Here is a simplified version of my backup script that runs in the host:
# shutdown the guest to ensure its filesystem is in a stable state
virsh shutdown web --mode=acpi
sleep 20s # the real script uses a smarter method to wait for the guest shutdown to complete
# make a snapshot copy of the offline guest
lvcreate -n web-bsnap -L50GB -s /dev/vg0/web
# start the guest to minimize the offline time
virsh start web
# create the backup volume
lvcreate -n web-0 -L 193273528320B /dev/vg0
# make the backup by copying the offline snapshot
nice -n 19 dd if=/dev/vg0/web-bsnap of=/dev/vg0/web-0 bs=4K
# remove the snapshot
lvremove -f /dev/vg0/web-bsnap
The backup takes more than 1 hour, but the problem is that, during that time, the guest becomes very slow (at times it is unreachable too).
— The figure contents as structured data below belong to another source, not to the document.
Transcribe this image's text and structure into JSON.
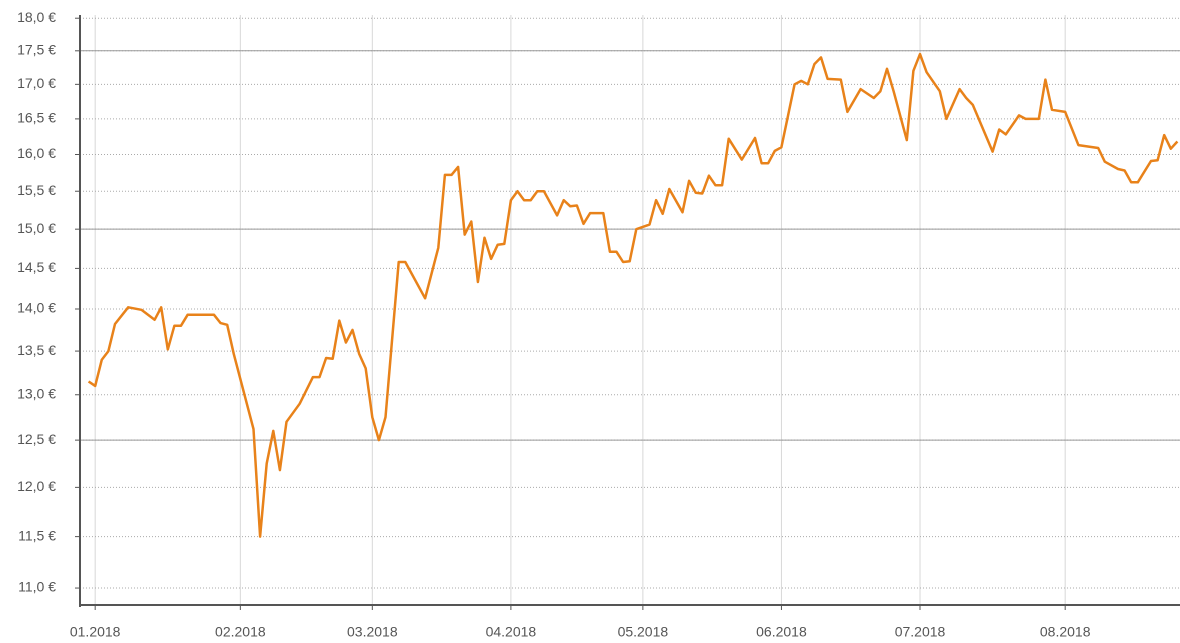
{
  "chart_data": {
    "type": "line",
    "log_y": true,
    "grid": true,
    "x": [
      -1,
      0,
      1,
      2,
      3,
      5,
      7,
      9,
      10,
      11,
      12,
      13,
      14,
      18,
      19,
      20,
      21,
      24,
      25,
      26,
      27,
      28,
      29,
      31,
      33,
      34,
      35,
      36,
      37,
      38,
      39,
      40,
      41,
      42,
      43,
      44,
      46,
      47,
      50,
      52,
      53,
      54,
      55,
      56,
      57,
      58,
      59,
      60,
      61,
      62,
      63,
      64,
      65,
      66,
      67,
      68,
      70,
      71,
      72,
      73,
      74,
      75,
      77,
      78,
      79,
      80,
      81,
      82,
      84,
      85,
      86,
      87,
      89,
      90,
      91,
      92,
      93,
      94,
      95,
      96,
      98,
      100,
      101,
      102,
      103,
      104,
      106,
      107,
      108,
      109,
      110,
      111,
      113,
      114,
      116,
      118,
      119,
      120,
      121,
      123,
      124,
      125,
      126,
      128,
      129,
      131,
      132,
      133,
      136,
      137,
      138,
      140,
      141,
      143,
      144,
      145,
      147,
      149,
      152,
      153,
      155,
      156,
      157,
      158,
      160,
      161,
      162,
      163,
      164
    ],
    "series": [
      {
        "color": "#e8821a",
        "values": [
          13.15,
          13.1,
          13.4,
          13.5,
          13.82,
          14.02,
          13.99,
          13.87,
          14.02,
          13.52,
          13.8,
          13.8,
          13.93,
          13.93,
          13.83,
          13.81,
          13.47,
          12.62,
          11.5,
          12.25,
          12.6,
          12.18,
          12.7,
          12.9,
          13.2,
          13.2,
          13.42,
          13.41,
          13.86,
          13.6,
          13.75,
          13.47,
          13.3,
          12.75,
          12.5,
          12.75,
          14.58,
          14.58,
          14.13,
          14.76,
          15.72,
          15.72,
          15.83,
          14.93,
          15.1,
          14.33,
          14.89,
          14.62,
          14.8,
          14.81,
          15.38,
          15.5,
          15.38,
          15.38,
          15.5,
          15.5,
          15.18,
          15.38,
          15.3,
          15.31,
          15.07,
          15.21,
          15.21,
          14.71,
          14.71,
          14.58,
          14.59,
          15.0,
          15.06,
          15.38,
          15.2,
          15.53,
          15.22,
          15.64,
          15.48,
          15.47,
          15.71,
          15.58,
          15.58,
          16.22,
          15.93,
          16.23,
          15.88,
          15.88,
          16.05,
          16.1,
          17.0,
          17.05,
          17.0,
          17.3,
          17.4,
          17.08,
          17.07,
          16.6,
          16.93,
          16.8,
          16.9,
          17.23,
          16.9,
          16.2,
          17.2,
          17.45,
          17.18,
          16.9,
          16.5,
          16.93,
          16.8,
          16.7,
          16.04,
          16.35,
          16.28,
          16.55,
          16.5,
          16.5,
          17.07,
          16.63,
          16.6,
          16.13,
          16.09,
          15.9,
          15.8,
          15.78,
          15.62,
          15.62,
          15.91,
          15.92,
          16.27,
          16.08,
          16.18
        ]
      }
    ],
    "xlim": [
      -2.3,
      164.4
    ],
    "xticks": [
      {
        "value": 0,
        "label": "01.2018"
      },
      {
        "value": 22,
        "label": "02.2018"
      },
      {
        "value": 42,
        "label": "03.2018"
      },
      {
        "value": 63,
        "label": "04.2018"
      },
      {
        "value": 83,
        "label": "05.2018"
      },
      {
        "value": 104,
        "label": "06.2018"
      },
      {
        "value": 125,
        "label": "07.2018"
      },
      {
        "value": 147,
        "label": "08.2018"
      }
    ],
    "ylim": [
      10.84,
      18.05
    ],
    "yticks": [
      {
        "value": 11,
        "label": "11,0 €"
      },
      {
        "value": 11.5,
        "label": "11,5 €"
      },
      {
        "value": 12,
        "label": "12,0 €"
      },
      {
        "value": 12.5,
        "label": "12,5 €"
      },
      {
        "value": 13,
        "label": "13,0 €"
      },
      {
        "value": 13.5,
        "label": "13,5 €"
      },
      {
        "value": 14,
        "label": "14,0 €"
      },
      {
        "value": 14.5,
        "label": "14,5 €"
      },
      {
        "value": 15,
        "label": "15,0 €"
      },
      {
        "value": 15.5,
        "label": "15,5 €"
      },
      {
        "value": 16,
        "label": "16,0 €"
      },
      {
        "value": 16.5,
        "label": "16,5 €"
      },
      {
        "value": 17,
        "label": "17,0 €"
      },
      {
        "value": 17.5,
        "label": "17,5 €"
      },
      {
        "value": 18,
        "label": "18,0 €"
      }
    ],
    "major_yticks": [
      12.5,
      15,
      17.5
    ]
  }
}
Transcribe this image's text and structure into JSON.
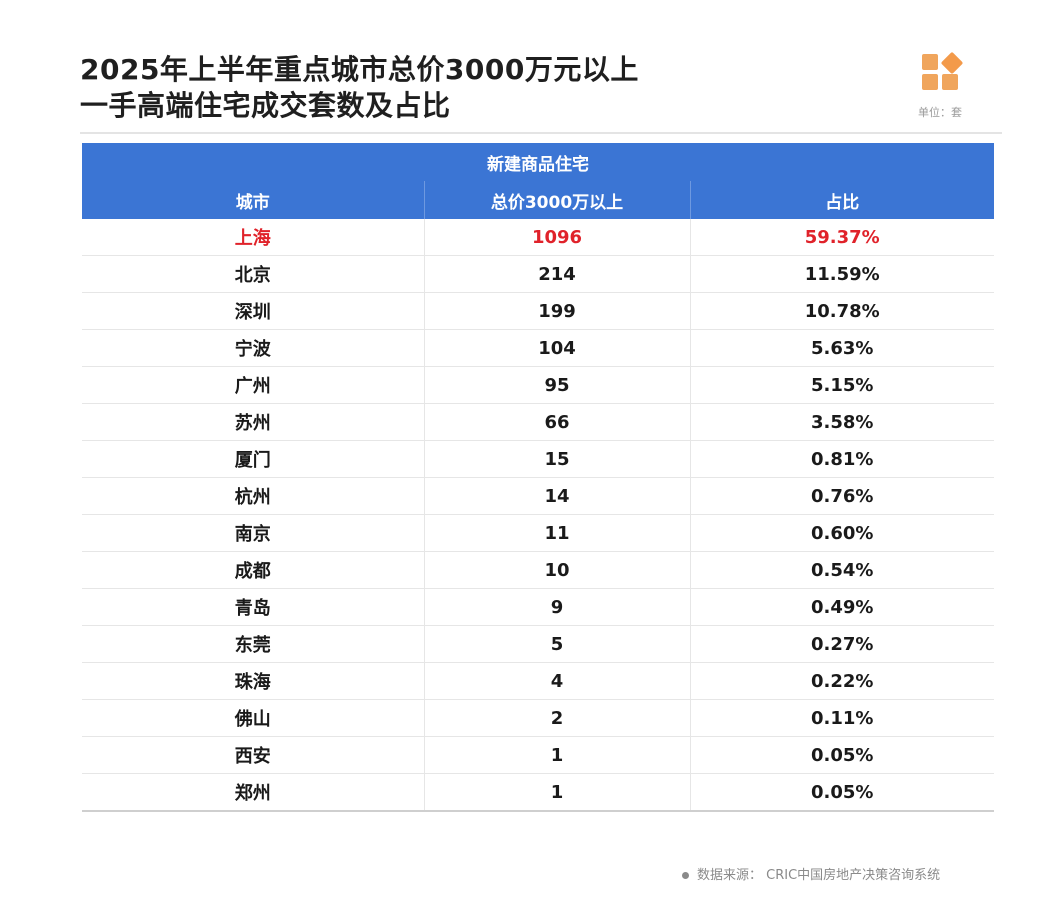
{
  "title": {
    "line1": "2025年上半年重点城市总价3000万元以上",
    "line2": "一手高端住宅成交套数及占比"
  },
  "unit_label": "单位：套",
  "table": {
    "group_header": "新建商品住宅",
    "columns": [
      "城市",
      "总价3000万以上",
      "占比"
    ],
    "rows": [
      {
        "city": "上海",
        "count": "1096",
        "share": "59.37%"
      },
      {
        "city": "北京",
        "count": "214",
        "share": "11.59%"
      },
      {
        "city": "深圳",
        "count": "199",
        "share": "10.78%"
      },
      {
        "city": "宁波",
        "count": "104",
        "share": "5.63%"
      },
      {
        "city": "广州",
        "count": "95",
        "share": "5.15%"
      },
      {
        "city": "苏州",
        "count": "66",
        "share": "3.58%"
      },
      {
        "city": "厦门",
        "count": "15",
        "share": "0.81%"
      },
      {
        "city": "杭州",
        "count": "14",
        "share": "0.76%"
      },
      {
        "city": "南京",
        "count": "11",
        "share": "0.60%"
      },
      {
        "city": "成都",
        "count": "10",
        "share": "0.54%"
      },
      {
        "city": "青岛",
        "count": "9",
        "share": "0.49%"
      },
      {
        "city": "东莞",
        "count": "5",
        "share": "0.27%"
      },
      {
        "city": "珠海",
        "count": "4",
        "share": "0.22%"
      },
      {
        "city": "佛山",
        "count": "2",
        "share": "0.11%"
      },
      {
        "city": "西安",
        "count": "1",
        "share": "0.05%"
      },
      {
        "city": "郑州",
        "count": "1",
        "share": "0.05%"
      }
    ]
  },
  "source": "数据来源：  CRIC中国房地产决策咨询系统",
  "colors": {
    "header_bg": "#3b75d4",
    "highlight_text": "#e0222a",
    "logo": "#f0a55c"
  },
  "icons": {
    "logo": "cric-logo-icon"
  }
}
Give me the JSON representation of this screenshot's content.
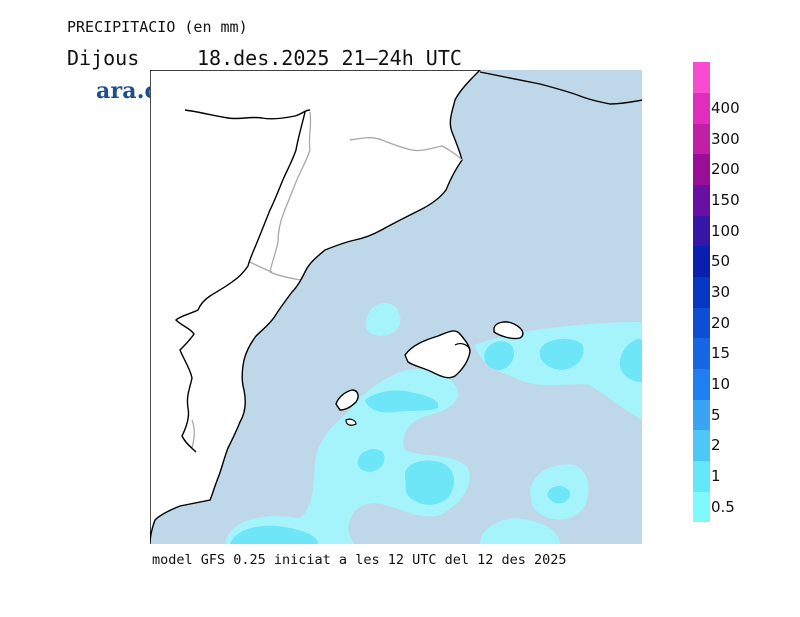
{
  "header": {
    "variable": "PRECIPITACIO (en mm)",
    "day": "Dijous",
    "period": "18.des.2025 21–24h UTC"
  },
  "logo": {
    "text": "ara.cat"
  },
  "footer": {
    "model_info": "model GFS 0.25 iniciat a les 12 UTC del 12 des 2025"
  },
  "legend": {
    "labels": [
      "0.5",
      "1",
      "2",
      "5",
      "10",
      "15",
      "20",
      "30",
      "50",
      "100",
      "150",
      "200",
      "300",
      "400"
    ],
    "colors": [
      "#7df9ff",
      "#62e8f7",
      "#4dc7f5",
      "#3aa3f2",
      "#1f7ff0",
      "#1466e3",
      "#0d4ed6",
      "#0836c4",
      "#0a1fb0",
      "#3516a6",
      "#6a0fa3",
      "#9a0d96",
      "#c21fa7",
      "#e22cbe",
      "#f94bd0"
    ]
  },
  "map_colors": {
    "sea": "#bed8ea",
    "land": "#ffffff",
    "precip_light": "#a6f4fb",
    "precip_mid": "#6fe6f7"
  }
}
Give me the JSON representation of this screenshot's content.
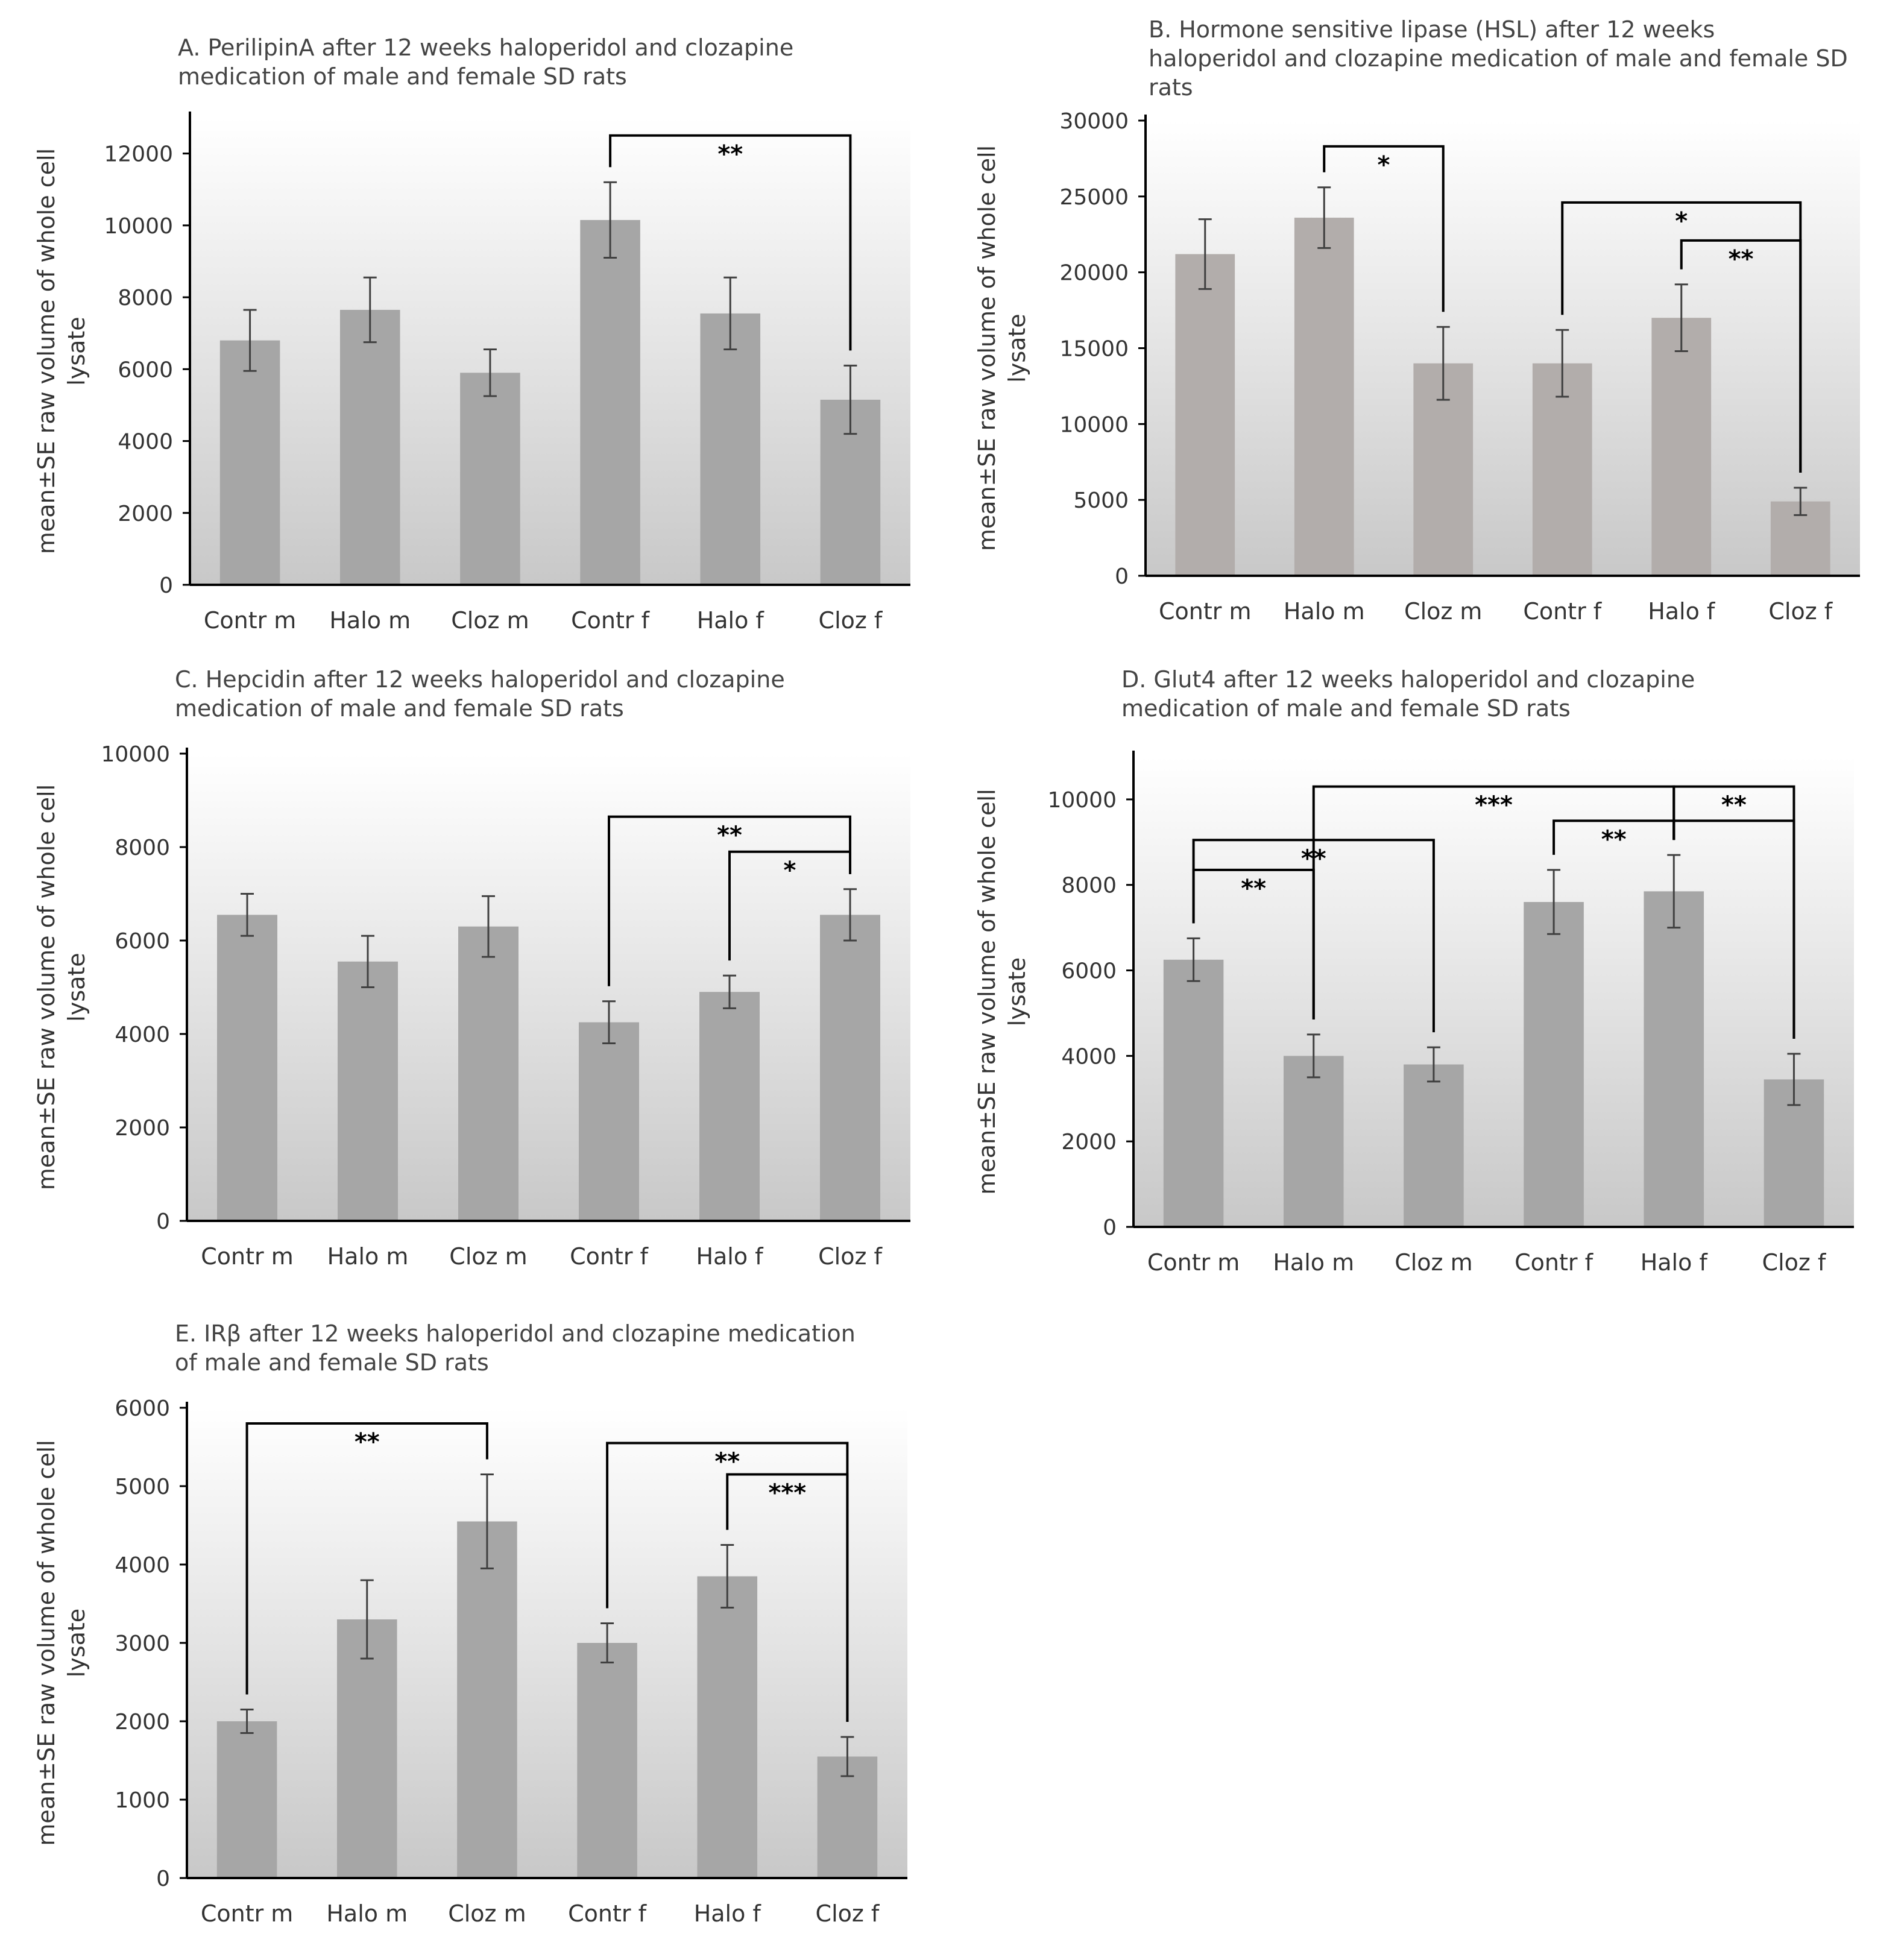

I have no need for the backup to end in 1 hour or 2, it can take 10 hours if needed, but I want it to run at lowest priority so that it doesn't disturb the normal guest operations. The nice
command is there for that reason, but it doesn't seem to make any difference.
The host system is a Debian GNU/Linux 8 amd64 with the Linux kernel from sid (4.7). The same goes for the guest. The problem was just the same with the jessie kernel (3.16) on both host and guest.
The host hardware is way oversized for the usual guest workload, with 256GB of RAM, a Intel(R) Xeon(R) CPU E5-1650 v3 @ 3.50GHz with 6 cores and 2TB RAID1 storage on enterprise SATA disks, all for a single guest with a website that serves 1 webpage/second on average. The usual server load is below 1.
What can I do to make the backup less intrusive?